Friday, July 25, 2014


Here is a lovely photo of me at an art openings enjoying the wine, the cheese, the talking about art. Sure, it looks like a dream life that day, but rarely do artists talk about what went into the opening. No, I am not talking about marketing, or struggling to find time in your studio - I am talking about getting accepted. Not just for juried shows, but for grants, residencies, galleries, fellowships, solo show exhibits, publications. 

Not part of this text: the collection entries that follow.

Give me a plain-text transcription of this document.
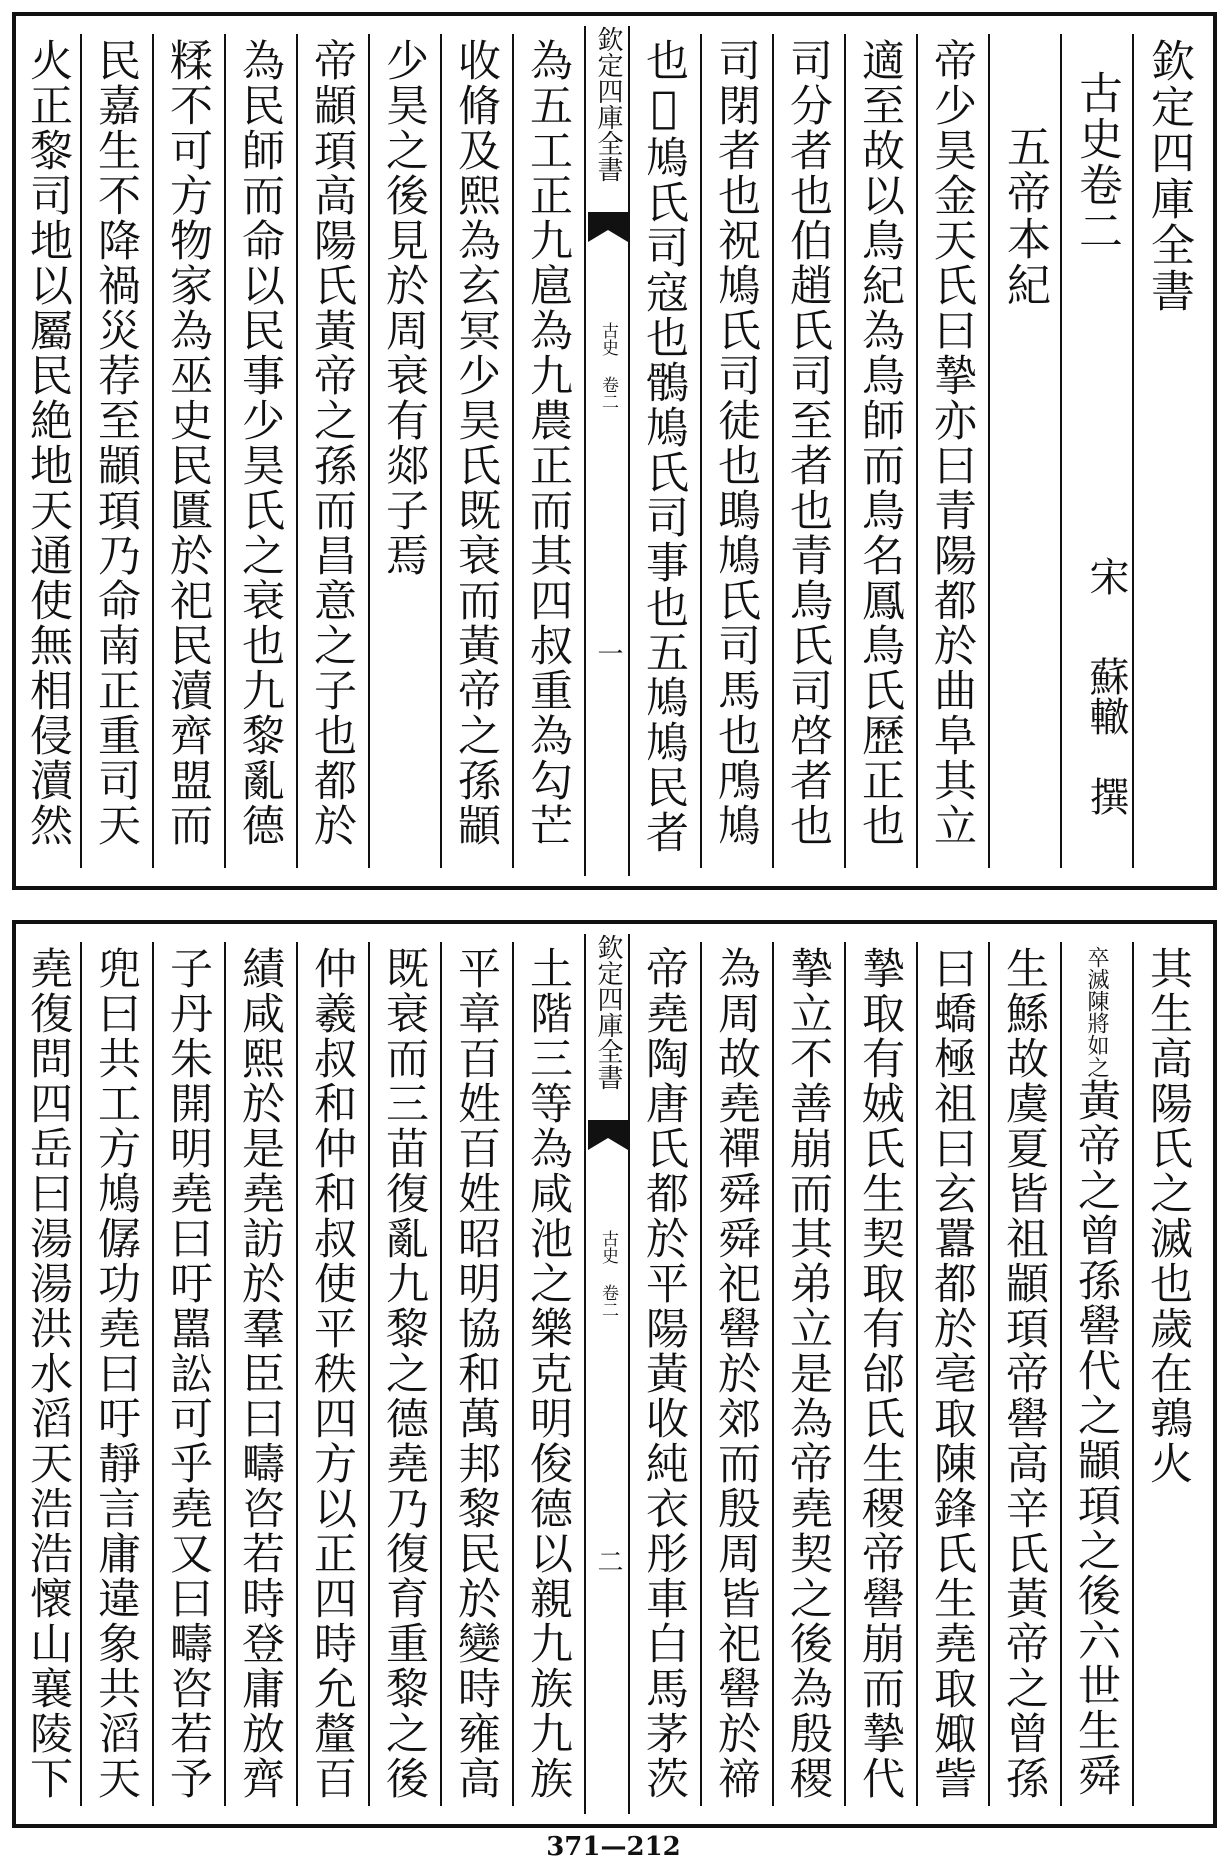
欽定四庫全書
古史卷二
五帝本紀
帝少昊金天氏曰摯亦曰青陽都於曲阜其立
宋
蘇轍
撰
適至故以鳥紀為鳥師而鳥名鳳鳥氏歷正也
司分者也伯趙氏司至者也青鳥氏司啓者也
司閉者也祝鳩氏司徒也鴡鳩氏司馬也鳲鳩
也𠂭鳩氏司寇也鶻鳩氏司事也五鳩鳩民者
欽定四庫全書  古史 卷二 一
為五工正九扈為九農正而其四叔重為勾芒
收脩及熙為玄冥少昊氏既衰而黃帝之孫顓
少昊之後見於周衰有郯子焉
帝顓頊高陽氏黃帝之孫而昌意之子也都於
為民師而命以民事少昊氏之衰也九黎亂德
糅不可方物家為巫史民匱於祀民瀆齊盟而
民嘉生不降禍災荐至顓頊乃命南正重司天
火正黎司地以屬民絶地天通使無相侵瀆然
其生高陽氏之滅也歲在鶉火
卒滅陳將如之黃帝之曾孫嚳代之顓頊之後六世生舜
生鯀故虞夏皆祖顓頊帝嚳高辛氏黃帝之曾孫
曰蟜極祖曰玄囂都於亳取陳鋒氏生堯取娵訾
摯取有娀氏生契取有邰氏生稷帝嚳崩而摯代
摯立不善崩而其弟立是為帝堯契之後為殷稷
為周故堯禪舜舜祀嚳於郊而殷周皆祀嚳於禘
帝堯陶唐氏都於平陽黃收純衣彤車白馬茅茨
欽定四庫全書  古史 卷二 二
土階三等為咸池之樂克明俊德以親九族九族
平章百姓百姓昭明協和萬邦黎民於變時雍高
既衰而三苗復亂九黎之德堯乃復育重黎之後
仲羲叔和仲和叔使平秩四方以正四時允釐百
績咸熙於是堯訪於羣臣曰疇咨若時登庸放齊
子丹朱開明堯曰吁嚚訟可乎堯又曰疇咨若予
兜曰共工方鳩僝功堯曰吁靜言庸違象共滔天
堯復問四岳曰湯湯洪水滔天浩浩懷山襄陵下
371—212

There is nothing worse than waiting to hear about that result -  a grant application, a fellowship application, a residency application. I feverishly check my email hourly on the day of the published announcement. Then the email arrives and I open to this:

We appreciate all the effort you put into the application proposal and thank you for giving us the opportunity to see your work. Unfortunately your proposal was not selected for funding. 


We regret to inform you that your submission was not selected

It is without a doubt completely disheartening to read. No matter what successes you have had in the past, your worth seems to rest upon that email or letter received at this moment. To read many of these a month is paramount to jumping out of a window. Recently, I read a post on Facebook about a fellow artist  friend who was very frustrated with a recent rejection. I thought what would I say to this person because I have been there, too. 

Here’s what I do: 

1   I step back and re-evaluate for what opportunity I was applying. I find it very helpful when the organization published  has published the “winners.”  I will soon discover that I was not a good fit for them. In other words, the committee selected all digital work, or traditional landscapes. Sometimes, it seems that I should have been selected. When I look at the work objectively, I think I should have been there.  If this is the case, I will place the application in a folder to reapply. Sometimes reapplying helps the cause. Maybe I haven’t had enough experience yet for that particular position. Maybe I need to fill out more applications to get really good at it.

2    Apply to more opportunities that are carefully selected to where you are NOW. Too many “yes”–es to exhibits, grants, etc. feels like I am not reaching high enough or maybe relying on the same opportunities too often. I challenge myself by pushing my boundaries and apply to new galleries or shows. Conversely, too many “no”-s  could be that I am overreaching. I study the competition by reviewing the resumes of artists that were selected. My a-ha moment was once I saw that the selected winners have had dozens of solo shows over the years, I realized that I was overreaching. I put that application in  a folder marked a couple of years from now. To stay in the game, you need to get out there and the important part here is to get back on the proverbially horse and re-apply to  better choices. 

3   Finally, I remember the primary reason why I make work. The real reason is not seek fame or fortune – although that would be nice. I think as people, we have a deep need to be understood, to be heard and seen, to be valued. It makes us feel real – like the Velveteen Rabbit. When that rejection comes through it is a reminder for me that I wasn’t seen or heard. I lick my wounds and get back to the studio. Before I can be seen or heard, I need to tell a story and it is the telling of that story that makes me want to create.  I look at what was submitted. Could my images have been photographed better? Could my selection of images been more cohesive? Does the root of the problem lie in the work itself? What do I need to say more clearly to be heard? 

      The most important part is believing in myself - even when those rejections come in.  What drives me  to keep going is this internal fire to keep making and creating and to be heard. I need my story to be heard even if the only person listening is me. 

1 comment:

  1. Thank you for your insight. You, indeed are one creative enlightened artist. I am proud to know you and call you friend.